The back-of-the-napkin talk became a work in progress, which is how the three of them graduated from friends to co-founders, wrangling a team of nine, approaching clients and building VR software from scratch.
This new world is a far cry from the world of the little Filipina girl who spent her nights sleeping in hospital waiting rooms and watching through the glass as her mom, an on-call paediatrician, brought new life into the world. It was largely because of her mom that Joannah ended up training as a nurse.
After graduating, she worked at multiple healthcare institutions before moving primarily to the Parañaque Doctors’ Hospital in Manila. She specialised in various areas, but in her second year, her grandfather was admitted to the very same hospital. A few months later, her grandmother was admitted, and Joannah went through it all again, until her grandmother passed away on the hospital bed.
“I was seeing them every day towards the end of their life. Before work I would come to check on them and see what they needed. After work I would come back and stay there. I would even sleep there sometimes.”
It’s hard, at what feels like the beginning of your own life, to see another’s fade away.
“It triggered me so much because I saw them really deteriorate. I saw their last breath. It really pushed me — like, okay, this is my work as a nurse. You’re really doing it for a lot of people but, when it’s your family, it’s different.”
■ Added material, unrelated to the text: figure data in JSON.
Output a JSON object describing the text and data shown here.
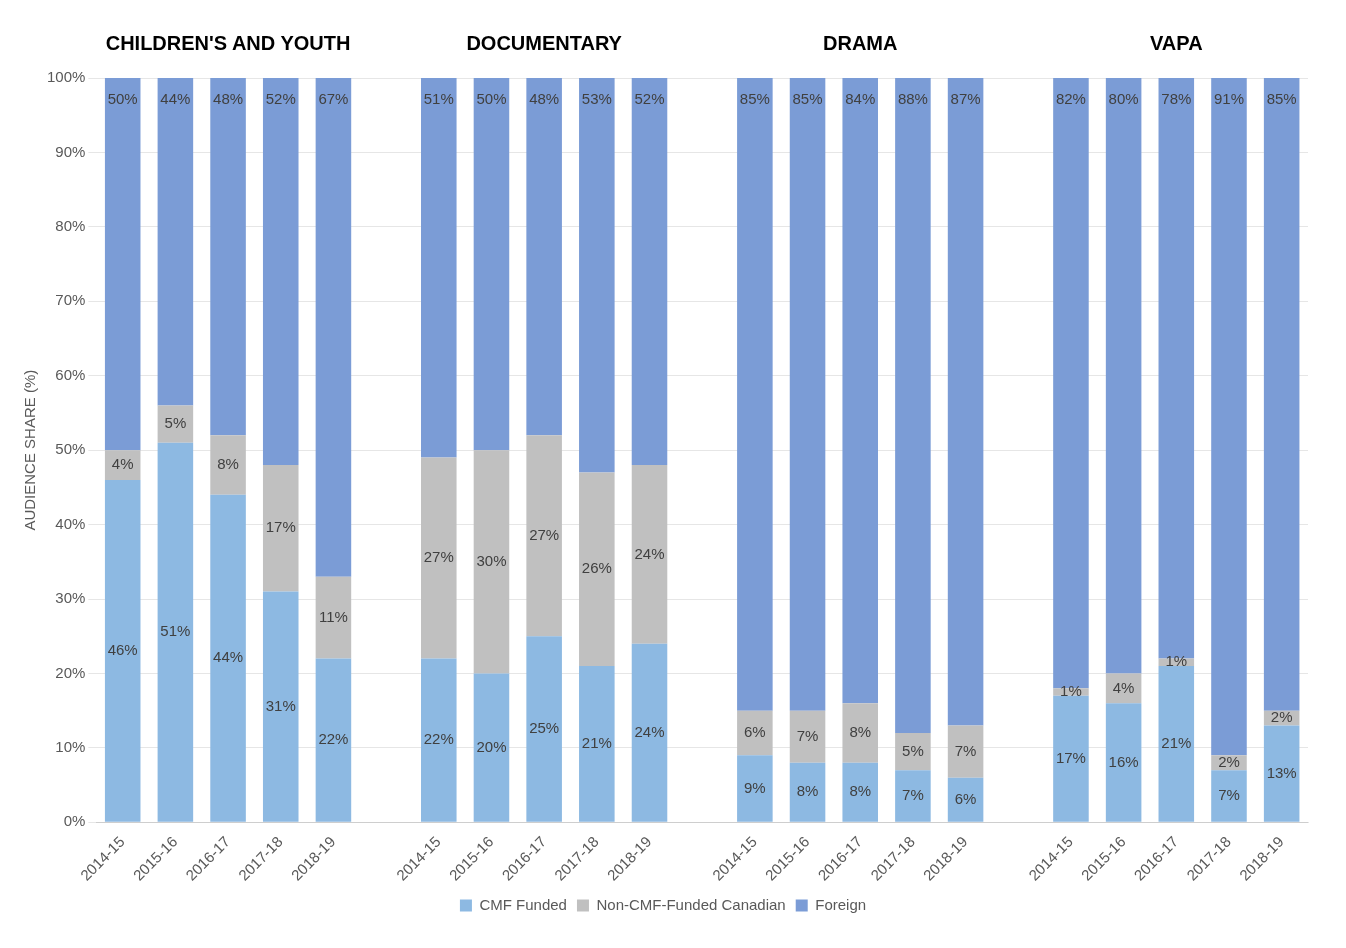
{
  "chart_data": {
    "type": "bar",
    "stacked": true,
    "ylabel": "AUDIENCE SHARE (%)",
    "annotations": [
      "CHILDREN'S AND YOUTH",
      "DOCUMENTARY",
      "DRAMA",
      "VAPA"
    ],
    "categories": [
      "2014-15",
      "2015-16",
      "2016-17",
      "2017-18",
      "2018-19",
      null,
      "2014-15",
      "2015-16",
      "2016-17",
      "2017-18",
      "2018-19",
      null,
      "2014-15",
      "2015-16",
      "2016-17",
      "2017-18",
      "2018-19",
      null,
      "2014-15",
      "2015-16",
      "2016-17",
      "2017-18",
      "2018-19"
    ],
    "series": [
      {
        "name": "CMF Funded",
        "color": "#8db9e2",
        "values": [
          46,
          51,
          44,
          31,
          22,
          null,
          22,
          20,
          25,
          21,
          24,
          null,
          9,
          8,
          8,
          7,
          6,
          null,
          17,
          16,
          21,
          7,
          13
        ],
        "value_labels": [
          "46%",
          "51%",
          "44%",
          "31%",
          "22%",
          null,
          "22%",
          "20%",
          "25%",
          "21%",
          "24%",
          null,
          "9%",
          "8%",
          "8%",
          "7%",
          "6%",
          null,
          "17%",
          "16%",
          "21%",
          "7%",
          "13%"
        ]
      },
      {
        "name": "Non-CMF-Funded Canadian",
        "color": "#c0c0c0",
        "values": [
          4,
          5,
          8,
          17,
          11,
          null,
          27,
          30,
          27,
          26,
          24,
          null,
          6,
          7,
          8,
          5,
          7,
          null,
          1,
          4,
          1,
          2,
          2
        ],
        "value_labels": [
          "4%",
          "5%",
          "8%",
          "17%",
          "11%",
          null,
          "27%",
          "30%",
          "27%",
          "26%",
          "24%",
          null,
          "6%",
          "7%",
          "8%",
          "5%",
          "7%",
          null,
          "1%",
          "4%",
          "1%",
          "2%",
          "2%"
        ]
      },
      {
        "name": "Foreign",
        "color": "#7b9cd6",
        "values": [
          50,
          44,
          48,
          52,
          67,
          null,
          51,
          50,
          48,
          53,
          52,
          null,
          85,
          85,
          84,
          88,
          87,
          null,
          82,
          80,
          78,
          91,
          85
        ],
        "value_labels": [
          "50%",
          "44%",
          "48%",
          "52%",
          "67%",
          null,
          "51%",
          "50%",
          "48%",
          "53%",
          "52%",
          null,
          "85%",
          "85%",
          "84%",
          "88%",
          "87%",
          null,
          "82%",
          "80%",
          "78%",
          "91%",
          "85%"
        ]
      }
    ],
    "ylim": [
      0,
      100
    ],
    "yticks": [
      {
        "value": 0,
        "label": "0%"
      },
      {
        "value": 10,
        "label": "10%"
      },
      {
        "value": 20,
        "label": "20%"
      },
      {
        "value": 30,
        "label": "30%"
      },
      {
        "value": 40,
        "label": "40%"
      },
      {
        "value": 50,
        "label": "50%"
      },
      {
        "value": 60,
        "label": "60%"
      },
      {
        "value": 70,
        "label": "70%"
      },
      {
        "value": 80,
        "label": "80%"
      },
      {
        "value": 90,
        "label": "90%"
      },
      {
        "value": 100,
        "label": "100%"
      }
    ],
    "grid": "y",
    "legend": "bottom"
  }
}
In August of 2011 she landed in Toronto. It was cold, and dark, and she waited an agonising two hours at immigration, a thick envelope of paperwork clutched to her chest.
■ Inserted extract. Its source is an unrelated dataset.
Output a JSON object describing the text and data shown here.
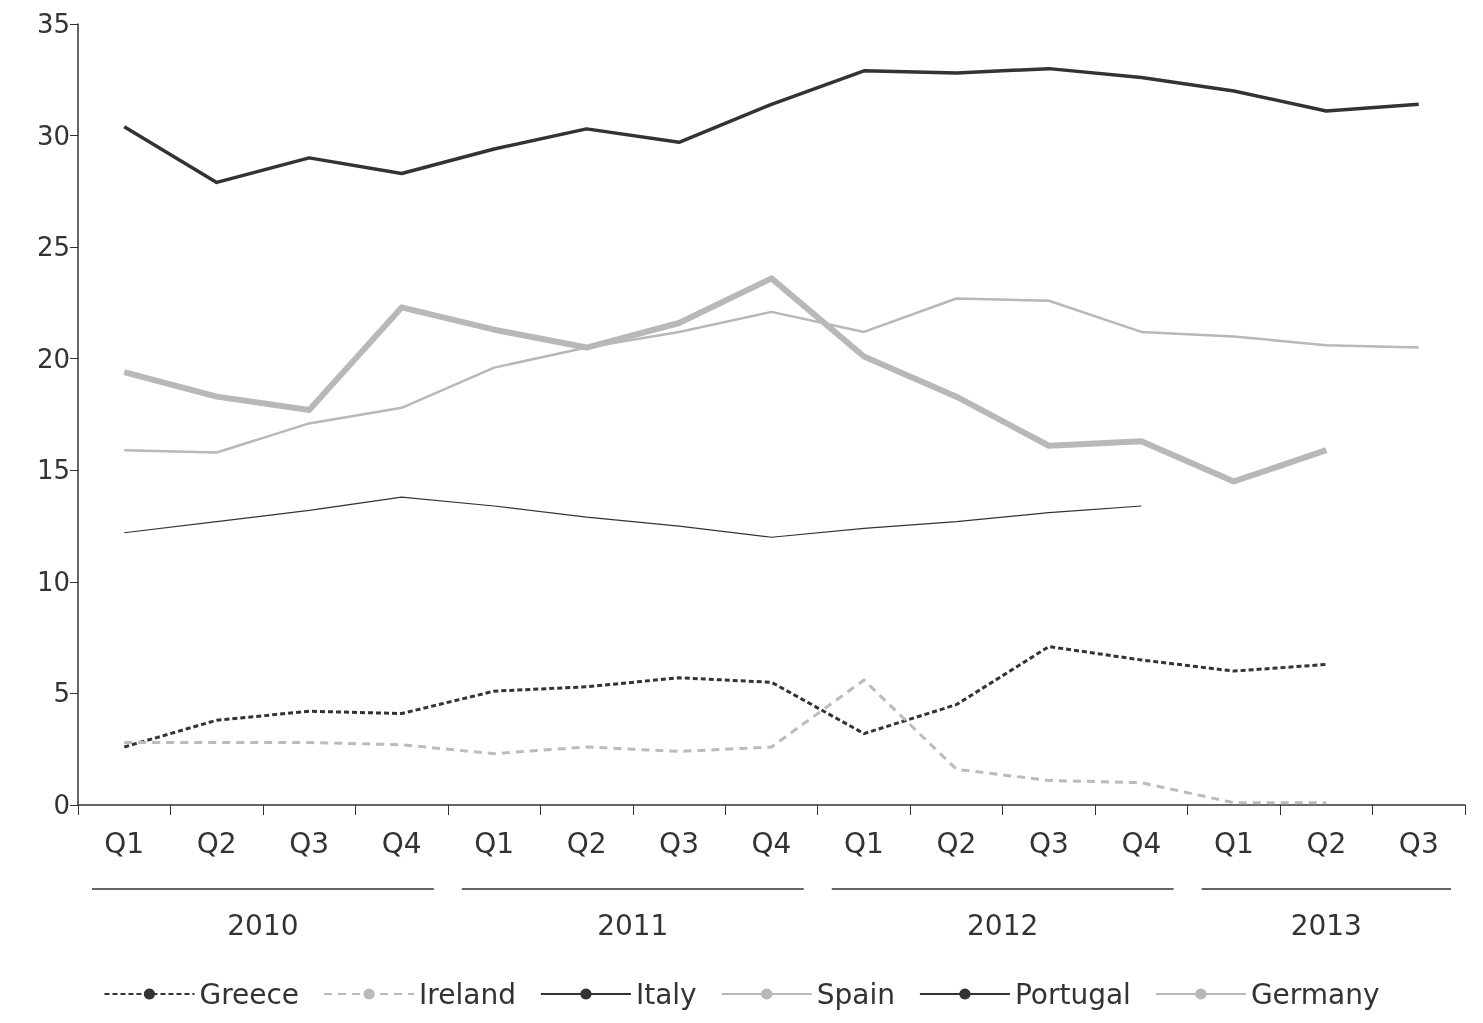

In Canada, she had to retrain as a nurse, starting as a Personal Support Worker and then a Registered Practical Nurse and then moving through the Internationally Educated Nurses at York University until she was a Registered Nurse under Canadian standards.
Becoming an entrepreneur was never part of the plan. She had no training in business — she spent her early days in the business talking to CEOs, checking into conferences and loading up on podcasts. But it was nursing that really prepared her for the demands of entrepreneurship. “I know how to prioritise; I know how to organise. I can learn new skills and new technology. I can manage a team. I can handle clients. They might be a little different in the hospital, but they’re still clients.” And the clients she deals with today come from the same world she trained in. “I can’t really say I left nursing, because I still meet healthcare clients. I just don’t work for them anymore — I present solutions to them.”
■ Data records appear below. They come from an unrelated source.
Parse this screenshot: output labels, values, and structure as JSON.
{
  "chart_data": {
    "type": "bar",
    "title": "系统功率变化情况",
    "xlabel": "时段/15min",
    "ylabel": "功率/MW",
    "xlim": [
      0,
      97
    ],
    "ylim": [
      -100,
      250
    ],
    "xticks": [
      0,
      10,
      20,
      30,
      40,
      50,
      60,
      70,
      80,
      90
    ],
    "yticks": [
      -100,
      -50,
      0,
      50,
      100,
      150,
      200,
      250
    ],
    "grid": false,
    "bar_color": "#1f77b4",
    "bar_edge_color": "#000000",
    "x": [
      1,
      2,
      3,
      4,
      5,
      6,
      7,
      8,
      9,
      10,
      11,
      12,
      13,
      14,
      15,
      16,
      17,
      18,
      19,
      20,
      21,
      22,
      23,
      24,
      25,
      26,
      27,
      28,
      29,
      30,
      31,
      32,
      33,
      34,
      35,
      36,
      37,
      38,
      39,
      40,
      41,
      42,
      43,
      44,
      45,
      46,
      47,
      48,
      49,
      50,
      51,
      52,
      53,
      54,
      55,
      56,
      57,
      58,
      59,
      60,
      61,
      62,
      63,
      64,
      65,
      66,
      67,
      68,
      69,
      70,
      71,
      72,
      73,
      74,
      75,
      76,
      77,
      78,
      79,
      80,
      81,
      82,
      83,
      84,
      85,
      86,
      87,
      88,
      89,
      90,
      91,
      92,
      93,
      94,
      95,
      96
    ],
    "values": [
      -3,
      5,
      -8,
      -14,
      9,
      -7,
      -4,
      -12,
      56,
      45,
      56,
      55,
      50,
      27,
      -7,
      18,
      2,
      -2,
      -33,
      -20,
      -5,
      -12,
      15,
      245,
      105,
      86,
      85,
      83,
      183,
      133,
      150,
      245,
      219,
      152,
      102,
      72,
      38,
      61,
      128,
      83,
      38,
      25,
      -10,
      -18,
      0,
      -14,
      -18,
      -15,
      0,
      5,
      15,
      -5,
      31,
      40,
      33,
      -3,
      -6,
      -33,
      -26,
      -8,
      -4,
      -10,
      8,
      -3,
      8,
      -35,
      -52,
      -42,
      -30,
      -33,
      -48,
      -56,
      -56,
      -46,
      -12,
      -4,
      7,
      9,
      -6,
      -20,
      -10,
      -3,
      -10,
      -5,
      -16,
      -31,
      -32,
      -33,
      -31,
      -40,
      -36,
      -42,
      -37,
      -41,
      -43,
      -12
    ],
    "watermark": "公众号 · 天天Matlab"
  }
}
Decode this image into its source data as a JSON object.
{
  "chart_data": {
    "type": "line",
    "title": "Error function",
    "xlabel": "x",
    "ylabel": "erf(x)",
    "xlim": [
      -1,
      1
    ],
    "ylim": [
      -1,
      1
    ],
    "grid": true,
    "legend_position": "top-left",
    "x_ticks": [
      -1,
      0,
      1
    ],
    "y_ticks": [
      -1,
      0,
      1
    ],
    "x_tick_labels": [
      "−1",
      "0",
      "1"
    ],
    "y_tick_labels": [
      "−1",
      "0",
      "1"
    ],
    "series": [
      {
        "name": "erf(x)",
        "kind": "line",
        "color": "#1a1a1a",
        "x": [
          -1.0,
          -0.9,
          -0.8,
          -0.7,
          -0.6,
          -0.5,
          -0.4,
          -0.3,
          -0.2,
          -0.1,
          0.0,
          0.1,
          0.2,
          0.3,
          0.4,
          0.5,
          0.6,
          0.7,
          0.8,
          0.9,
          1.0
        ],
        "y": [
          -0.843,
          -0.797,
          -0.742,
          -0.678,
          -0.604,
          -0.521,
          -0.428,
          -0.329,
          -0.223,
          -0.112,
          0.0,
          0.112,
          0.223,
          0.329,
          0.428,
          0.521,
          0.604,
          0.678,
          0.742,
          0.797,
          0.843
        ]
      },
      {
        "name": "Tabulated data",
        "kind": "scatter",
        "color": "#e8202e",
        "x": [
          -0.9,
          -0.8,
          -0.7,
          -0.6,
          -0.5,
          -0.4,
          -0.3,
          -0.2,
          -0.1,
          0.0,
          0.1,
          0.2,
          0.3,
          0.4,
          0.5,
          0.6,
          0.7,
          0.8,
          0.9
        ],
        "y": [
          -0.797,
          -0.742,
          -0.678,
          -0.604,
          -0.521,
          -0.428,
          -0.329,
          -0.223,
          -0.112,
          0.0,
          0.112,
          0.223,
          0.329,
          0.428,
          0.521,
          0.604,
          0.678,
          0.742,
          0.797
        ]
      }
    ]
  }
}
Today, the team is channeling all their energy into scaling up. VR Vision, RealityWell’s parent company, is still the primary focus, but Joannah is determined to build RealityWell into a self-sustaining entity. Sitting at her kitchen table with her headphones on, sunlight streaming across her one-bedroom apartment, she is hard at work, checking in with clients, wrangling enquiries and deploying projects.
Now that COVID cases are down and restrictions are easing, care facilities are showing increasing interest in RealityWell’s technology. Joannah is setting up client presentations, sending out headsets, and organising trial runs with residents.
It’s worth it when you see the reactions. Some won’t try it; others insist their friends go first. And still others won’t take it off. “I see rabbits,” said one man when the headset went on. “I remember the last time I saw a rabbit. It was in one of my favourite parks, with my wife…” And so it goes.
And there is Joannah, watching, listening. Only this time, there’s no glass.